Building political relationships
For the first time since anyone can remember, a contingent of CCA leaders joined their K-12 colleagues at two legislative conferences in Washington D.C. sponsored by the Congressional Black and Hispanic Caucuses.
The event proved to be a watershed moment in building better relations with Congress as well as with their K-12 colleagues in CTA.
“We wanted to establish a political relationship with members of Congress so that we become the people they ask about community college issues,” said Julius Thomas, a Rio Hondo College counselor and CCA Ethnic and Racial Minority Board member.
“But this also helped us to build a visible partnership with our K-12 colleagues in CTA, so that when they advocate in Washington, D.C., they also consider the needs of higher ed,” said CCA Board Member Josie Malik, an instructor at San Joaquin Delta College.

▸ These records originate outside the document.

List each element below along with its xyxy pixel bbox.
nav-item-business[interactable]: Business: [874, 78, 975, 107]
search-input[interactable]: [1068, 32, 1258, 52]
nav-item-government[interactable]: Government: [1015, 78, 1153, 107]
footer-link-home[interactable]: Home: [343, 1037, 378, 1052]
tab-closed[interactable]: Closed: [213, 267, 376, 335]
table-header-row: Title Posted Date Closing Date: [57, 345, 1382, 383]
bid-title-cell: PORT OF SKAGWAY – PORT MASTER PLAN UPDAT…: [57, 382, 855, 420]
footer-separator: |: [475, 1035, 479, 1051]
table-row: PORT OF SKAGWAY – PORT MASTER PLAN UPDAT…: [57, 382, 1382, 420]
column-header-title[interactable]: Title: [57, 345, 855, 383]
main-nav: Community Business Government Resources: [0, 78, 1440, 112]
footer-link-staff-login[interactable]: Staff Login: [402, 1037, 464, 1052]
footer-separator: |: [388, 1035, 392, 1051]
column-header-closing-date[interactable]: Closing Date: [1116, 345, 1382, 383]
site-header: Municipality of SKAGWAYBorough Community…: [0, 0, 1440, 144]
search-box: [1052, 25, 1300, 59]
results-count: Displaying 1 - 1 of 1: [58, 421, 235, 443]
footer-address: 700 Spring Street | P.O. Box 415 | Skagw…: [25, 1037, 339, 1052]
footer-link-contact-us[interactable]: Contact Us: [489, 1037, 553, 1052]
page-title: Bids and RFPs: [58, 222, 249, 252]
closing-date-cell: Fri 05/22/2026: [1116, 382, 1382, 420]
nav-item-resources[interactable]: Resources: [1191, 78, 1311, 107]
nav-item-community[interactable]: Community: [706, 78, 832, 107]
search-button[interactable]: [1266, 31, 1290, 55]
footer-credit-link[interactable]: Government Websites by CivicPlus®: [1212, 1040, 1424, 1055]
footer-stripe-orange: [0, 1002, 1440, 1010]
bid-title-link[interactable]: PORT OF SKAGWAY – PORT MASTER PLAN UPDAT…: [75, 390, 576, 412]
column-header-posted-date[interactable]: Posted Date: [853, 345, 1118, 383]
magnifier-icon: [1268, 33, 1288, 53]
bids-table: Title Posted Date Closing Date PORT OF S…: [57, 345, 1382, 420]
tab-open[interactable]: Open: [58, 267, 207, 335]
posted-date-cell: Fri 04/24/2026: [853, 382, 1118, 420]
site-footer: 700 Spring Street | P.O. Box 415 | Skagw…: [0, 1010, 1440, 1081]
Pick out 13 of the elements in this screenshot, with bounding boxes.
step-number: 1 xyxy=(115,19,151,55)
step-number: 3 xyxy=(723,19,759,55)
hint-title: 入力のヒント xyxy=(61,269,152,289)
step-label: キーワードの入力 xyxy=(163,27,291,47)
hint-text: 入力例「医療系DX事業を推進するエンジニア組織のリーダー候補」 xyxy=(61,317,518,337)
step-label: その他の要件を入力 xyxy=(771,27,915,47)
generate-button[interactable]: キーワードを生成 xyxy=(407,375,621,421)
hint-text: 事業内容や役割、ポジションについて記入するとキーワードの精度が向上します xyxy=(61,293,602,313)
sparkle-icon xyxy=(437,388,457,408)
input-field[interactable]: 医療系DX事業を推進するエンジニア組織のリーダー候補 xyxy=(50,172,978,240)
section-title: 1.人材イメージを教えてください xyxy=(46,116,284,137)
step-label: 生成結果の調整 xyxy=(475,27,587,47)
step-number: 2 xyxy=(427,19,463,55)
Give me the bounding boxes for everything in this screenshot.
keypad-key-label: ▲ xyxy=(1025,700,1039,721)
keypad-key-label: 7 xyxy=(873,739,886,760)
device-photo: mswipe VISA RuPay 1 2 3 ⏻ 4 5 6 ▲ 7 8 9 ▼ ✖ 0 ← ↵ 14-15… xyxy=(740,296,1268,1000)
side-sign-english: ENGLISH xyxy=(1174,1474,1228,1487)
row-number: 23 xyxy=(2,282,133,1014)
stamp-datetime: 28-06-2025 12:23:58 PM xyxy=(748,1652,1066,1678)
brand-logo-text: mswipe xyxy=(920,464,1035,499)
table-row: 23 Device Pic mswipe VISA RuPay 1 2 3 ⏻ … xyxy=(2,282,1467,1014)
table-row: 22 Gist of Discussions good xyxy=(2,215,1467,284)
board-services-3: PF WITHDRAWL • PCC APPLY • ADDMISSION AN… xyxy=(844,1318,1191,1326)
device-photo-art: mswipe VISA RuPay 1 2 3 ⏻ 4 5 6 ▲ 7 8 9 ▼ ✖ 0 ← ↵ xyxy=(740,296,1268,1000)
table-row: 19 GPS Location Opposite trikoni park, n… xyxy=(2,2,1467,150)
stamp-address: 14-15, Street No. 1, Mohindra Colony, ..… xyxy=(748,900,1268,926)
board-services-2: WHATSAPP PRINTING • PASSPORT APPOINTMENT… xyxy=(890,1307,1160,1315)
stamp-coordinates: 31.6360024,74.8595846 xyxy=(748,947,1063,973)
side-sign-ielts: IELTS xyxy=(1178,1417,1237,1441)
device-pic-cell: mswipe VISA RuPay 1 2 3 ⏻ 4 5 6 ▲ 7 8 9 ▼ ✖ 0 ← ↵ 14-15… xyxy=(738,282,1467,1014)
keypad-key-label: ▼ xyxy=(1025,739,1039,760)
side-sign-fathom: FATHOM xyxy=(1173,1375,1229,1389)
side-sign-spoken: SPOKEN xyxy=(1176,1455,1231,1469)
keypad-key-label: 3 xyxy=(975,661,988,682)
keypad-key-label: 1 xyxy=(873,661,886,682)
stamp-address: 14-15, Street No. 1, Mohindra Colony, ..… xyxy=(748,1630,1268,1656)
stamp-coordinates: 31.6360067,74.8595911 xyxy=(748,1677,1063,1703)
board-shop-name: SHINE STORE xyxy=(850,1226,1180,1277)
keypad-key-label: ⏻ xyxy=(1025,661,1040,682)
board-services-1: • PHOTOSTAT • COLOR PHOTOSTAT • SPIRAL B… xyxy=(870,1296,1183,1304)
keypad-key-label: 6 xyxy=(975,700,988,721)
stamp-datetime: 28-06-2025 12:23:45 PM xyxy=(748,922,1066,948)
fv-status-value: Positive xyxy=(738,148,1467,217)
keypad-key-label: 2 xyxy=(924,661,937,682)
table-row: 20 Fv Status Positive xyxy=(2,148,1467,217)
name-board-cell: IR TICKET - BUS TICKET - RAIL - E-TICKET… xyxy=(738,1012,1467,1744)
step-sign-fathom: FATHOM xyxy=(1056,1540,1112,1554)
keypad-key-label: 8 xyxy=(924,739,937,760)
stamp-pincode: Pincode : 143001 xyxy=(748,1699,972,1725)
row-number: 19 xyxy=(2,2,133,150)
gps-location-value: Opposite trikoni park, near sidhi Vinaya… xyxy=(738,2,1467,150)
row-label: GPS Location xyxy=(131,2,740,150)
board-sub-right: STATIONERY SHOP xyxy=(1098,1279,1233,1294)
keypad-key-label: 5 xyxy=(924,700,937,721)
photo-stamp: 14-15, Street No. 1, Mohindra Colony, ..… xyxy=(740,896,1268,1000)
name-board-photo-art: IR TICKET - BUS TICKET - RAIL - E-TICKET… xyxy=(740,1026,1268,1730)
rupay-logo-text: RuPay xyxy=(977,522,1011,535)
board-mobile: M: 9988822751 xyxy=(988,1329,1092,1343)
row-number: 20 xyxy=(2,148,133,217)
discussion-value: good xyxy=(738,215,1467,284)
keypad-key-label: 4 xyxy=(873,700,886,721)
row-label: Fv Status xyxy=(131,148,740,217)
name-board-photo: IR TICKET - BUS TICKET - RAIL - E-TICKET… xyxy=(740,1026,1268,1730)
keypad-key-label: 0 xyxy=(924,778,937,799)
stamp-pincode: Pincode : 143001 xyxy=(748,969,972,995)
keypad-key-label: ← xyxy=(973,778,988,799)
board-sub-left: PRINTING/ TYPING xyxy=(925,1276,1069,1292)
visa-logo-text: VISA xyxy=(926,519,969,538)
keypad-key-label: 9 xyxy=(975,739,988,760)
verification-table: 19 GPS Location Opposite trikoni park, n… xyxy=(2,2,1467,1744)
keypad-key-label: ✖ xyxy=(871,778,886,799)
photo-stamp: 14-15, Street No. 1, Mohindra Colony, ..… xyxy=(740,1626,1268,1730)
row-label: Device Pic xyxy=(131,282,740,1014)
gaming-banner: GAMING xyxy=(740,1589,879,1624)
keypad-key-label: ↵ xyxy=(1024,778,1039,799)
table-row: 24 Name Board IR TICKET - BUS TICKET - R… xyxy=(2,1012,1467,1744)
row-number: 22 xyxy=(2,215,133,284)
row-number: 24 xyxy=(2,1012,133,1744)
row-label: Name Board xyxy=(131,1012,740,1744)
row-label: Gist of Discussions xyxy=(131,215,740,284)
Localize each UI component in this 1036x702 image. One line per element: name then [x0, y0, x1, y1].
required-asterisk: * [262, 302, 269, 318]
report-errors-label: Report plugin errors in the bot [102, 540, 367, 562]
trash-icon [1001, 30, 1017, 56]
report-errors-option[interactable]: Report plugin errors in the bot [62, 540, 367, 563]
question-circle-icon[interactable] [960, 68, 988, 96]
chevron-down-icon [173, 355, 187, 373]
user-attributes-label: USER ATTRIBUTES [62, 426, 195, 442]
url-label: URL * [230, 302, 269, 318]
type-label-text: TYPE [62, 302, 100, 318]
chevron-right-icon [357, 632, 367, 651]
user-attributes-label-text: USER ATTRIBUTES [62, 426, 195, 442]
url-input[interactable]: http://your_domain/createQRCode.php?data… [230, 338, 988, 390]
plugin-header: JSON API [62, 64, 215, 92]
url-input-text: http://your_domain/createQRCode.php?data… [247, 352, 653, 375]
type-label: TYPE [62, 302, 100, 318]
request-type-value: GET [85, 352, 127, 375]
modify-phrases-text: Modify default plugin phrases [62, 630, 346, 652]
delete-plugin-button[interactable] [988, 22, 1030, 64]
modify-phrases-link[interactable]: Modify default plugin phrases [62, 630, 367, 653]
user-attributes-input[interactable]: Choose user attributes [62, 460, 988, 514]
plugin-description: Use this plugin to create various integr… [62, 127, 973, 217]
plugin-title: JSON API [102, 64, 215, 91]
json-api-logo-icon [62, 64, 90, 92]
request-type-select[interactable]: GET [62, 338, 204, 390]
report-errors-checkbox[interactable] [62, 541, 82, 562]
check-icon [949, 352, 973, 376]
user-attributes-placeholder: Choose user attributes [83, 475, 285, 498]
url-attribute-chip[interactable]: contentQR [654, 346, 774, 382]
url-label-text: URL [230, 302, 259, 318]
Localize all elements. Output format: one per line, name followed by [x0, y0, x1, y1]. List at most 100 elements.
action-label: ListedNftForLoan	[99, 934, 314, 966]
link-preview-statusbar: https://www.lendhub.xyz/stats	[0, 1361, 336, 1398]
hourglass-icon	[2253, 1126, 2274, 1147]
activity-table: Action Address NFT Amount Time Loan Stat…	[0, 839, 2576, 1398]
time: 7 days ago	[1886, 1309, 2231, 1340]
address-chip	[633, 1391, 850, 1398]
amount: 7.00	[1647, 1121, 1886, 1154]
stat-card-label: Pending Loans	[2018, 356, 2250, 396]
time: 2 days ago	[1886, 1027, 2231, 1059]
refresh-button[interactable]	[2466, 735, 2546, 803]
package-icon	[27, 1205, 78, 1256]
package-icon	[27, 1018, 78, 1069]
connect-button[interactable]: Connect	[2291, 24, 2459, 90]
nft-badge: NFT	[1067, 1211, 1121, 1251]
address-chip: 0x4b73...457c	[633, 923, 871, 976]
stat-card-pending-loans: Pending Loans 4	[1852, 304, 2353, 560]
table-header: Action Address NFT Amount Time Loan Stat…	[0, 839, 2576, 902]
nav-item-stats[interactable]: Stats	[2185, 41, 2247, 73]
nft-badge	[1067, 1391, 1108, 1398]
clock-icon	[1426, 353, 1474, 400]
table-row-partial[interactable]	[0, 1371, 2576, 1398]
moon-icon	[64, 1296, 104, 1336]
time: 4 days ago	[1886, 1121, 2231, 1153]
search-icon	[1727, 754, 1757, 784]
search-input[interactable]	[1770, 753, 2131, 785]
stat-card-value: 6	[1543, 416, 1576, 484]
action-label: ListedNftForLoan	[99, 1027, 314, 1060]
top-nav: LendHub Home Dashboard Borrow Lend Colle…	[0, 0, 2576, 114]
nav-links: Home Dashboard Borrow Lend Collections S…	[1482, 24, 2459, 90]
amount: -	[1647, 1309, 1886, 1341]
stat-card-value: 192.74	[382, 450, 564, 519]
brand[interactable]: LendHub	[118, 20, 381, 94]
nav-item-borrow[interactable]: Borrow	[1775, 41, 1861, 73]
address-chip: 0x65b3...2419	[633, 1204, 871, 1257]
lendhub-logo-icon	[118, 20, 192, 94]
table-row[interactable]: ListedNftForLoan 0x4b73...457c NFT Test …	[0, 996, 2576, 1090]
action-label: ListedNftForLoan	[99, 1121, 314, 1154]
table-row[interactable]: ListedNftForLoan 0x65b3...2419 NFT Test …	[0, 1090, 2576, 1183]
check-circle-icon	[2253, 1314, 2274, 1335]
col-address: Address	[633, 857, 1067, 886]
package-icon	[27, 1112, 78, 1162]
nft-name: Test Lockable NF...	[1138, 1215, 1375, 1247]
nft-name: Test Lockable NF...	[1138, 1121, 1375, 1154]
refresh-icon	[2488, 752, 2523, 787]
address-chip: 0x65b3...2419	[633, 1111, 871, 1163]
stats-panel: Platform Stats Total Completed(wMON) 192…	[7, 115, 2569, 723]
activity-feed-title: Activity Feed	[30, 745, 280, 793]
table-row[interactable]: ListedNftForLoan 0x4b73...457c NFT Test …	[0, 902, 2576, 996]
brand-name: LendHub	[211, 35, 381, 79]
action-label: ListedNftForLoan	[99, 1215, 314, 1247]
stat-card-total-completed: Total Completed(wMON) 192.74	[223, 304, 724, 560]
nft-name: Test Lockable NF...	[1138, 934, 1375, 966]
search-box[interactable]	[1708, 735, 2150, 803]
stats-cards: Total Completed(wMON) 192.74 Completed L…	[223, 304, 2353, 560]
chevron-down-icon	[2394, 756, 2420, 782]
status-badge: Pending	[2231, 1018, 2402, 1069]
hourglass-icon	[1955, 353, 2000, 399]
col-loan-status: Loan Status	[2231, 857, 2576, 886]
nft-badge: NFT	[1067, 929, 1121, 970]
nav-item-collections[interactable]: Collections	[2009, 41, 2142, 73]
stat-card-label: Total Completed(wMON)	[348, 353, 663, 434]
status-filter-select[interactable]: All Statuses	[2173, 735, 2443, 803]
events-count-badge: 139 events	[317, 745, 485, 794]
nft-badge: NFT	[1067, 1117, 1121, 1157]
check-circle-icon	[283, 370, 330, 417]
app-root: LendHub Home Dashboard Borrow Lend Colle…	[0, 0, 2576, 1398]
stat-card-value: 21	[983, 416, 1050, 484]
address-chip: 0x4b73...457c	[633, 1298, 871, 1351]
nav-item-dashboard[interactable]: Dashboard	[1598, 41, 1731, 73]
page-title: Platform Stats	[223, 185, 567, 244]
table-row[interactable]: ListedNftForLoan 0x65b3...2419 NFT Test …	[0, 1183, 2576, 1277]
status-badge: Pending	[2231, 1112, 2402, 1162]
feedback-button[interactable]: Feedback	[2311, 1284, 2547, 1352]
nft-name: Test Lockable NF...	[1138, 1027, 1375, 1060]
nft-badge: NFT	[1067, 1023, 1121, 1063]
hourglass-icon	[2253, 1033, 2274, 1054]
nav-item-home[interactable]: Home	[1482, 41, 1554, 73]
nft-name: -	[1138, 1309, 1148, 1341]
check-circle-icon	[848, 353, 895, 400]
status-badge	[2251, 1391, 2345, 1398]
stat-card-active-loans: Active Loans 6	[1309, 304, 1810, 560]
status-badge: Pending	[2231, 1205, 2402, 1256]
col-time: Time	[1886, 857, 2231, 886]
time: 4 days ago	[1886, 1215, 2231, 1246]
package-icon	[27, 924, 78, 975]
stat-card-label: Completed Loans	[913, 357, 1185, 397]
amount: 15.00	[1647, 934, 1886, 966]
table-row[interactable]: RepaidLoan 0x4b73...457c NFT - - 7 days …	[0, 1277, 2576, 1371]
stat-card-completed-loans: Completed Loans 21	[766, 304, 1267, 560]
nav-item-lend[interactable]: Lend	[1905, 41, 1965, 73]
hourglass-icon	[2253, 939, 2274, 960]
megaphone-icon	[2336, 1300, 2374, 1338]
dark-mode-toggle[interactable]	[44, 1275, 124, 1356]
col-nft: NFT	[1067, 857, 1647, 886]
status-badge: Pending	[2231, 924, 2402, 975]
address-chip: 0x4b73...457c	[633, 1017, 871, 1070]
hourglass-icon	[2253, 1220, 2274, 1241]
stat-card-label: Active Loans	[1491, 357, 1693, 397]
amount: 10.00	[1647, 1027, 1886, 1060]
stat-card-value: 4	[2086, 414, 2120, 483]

Thomas was one of four community college faculty in a CTA delegation that attended the 43rd Annual Legislative Conference held by the congressional Black Caucus Foundation in mid-September. Joining him were CCA Secretary DeWayne Sheaffer and Board Members Fola Odebunmi and Phyllis Hall. Board Member Josie Malik attended the annual policy conference sponsored by the Congressional Hispanic Caucus Institute a week later.
Supported by CTA staff, the group put in long days meeting with congressional representatives, both from their area and across the country.
Republicans and Democrats
The importance of building relationships was brought home to the CCA delegates while meeting with representatives from both sides of the aisle. Among the Republicans contacted were Rep. Darrell Issa, Republican whip Kevin McCarthy, and Rep. Dana Rohrabacher. Democratic representatives Maxine Waters, Karen Bass and Barbara Lee also sat down with the delegation.
“We need to connect with them directly and explain why there shouldn’t be any more budget cuts,” Odebunmi said. “Our students are the future of this nation and they shouldn’t be begging to be educated. Education should be bipartisan.”
The delegation believe that advocating on the federal level is just as important as working with state legislators, especially when it comes to issues involving Pell grants, student loans, campus safety and federal funding, in general, which pumps millions of dollars into our community colleges.
There is a federal portion of our budget,” Sheaffer said. “Prop 30 will sunset someday in the distant future (it’s actually 4 years) and is now supplanting the federal dollars we would have gotten. Federal funding does have a direct impact on students and the work we are trying to do.”
“When we were lobbying the legislators, one asked me ‘What can we do for higher ed?’ and I told him if you take good care of K-12, you are taking care of us, because whatever happens there comes to us, it just looks a little different,” Hall said.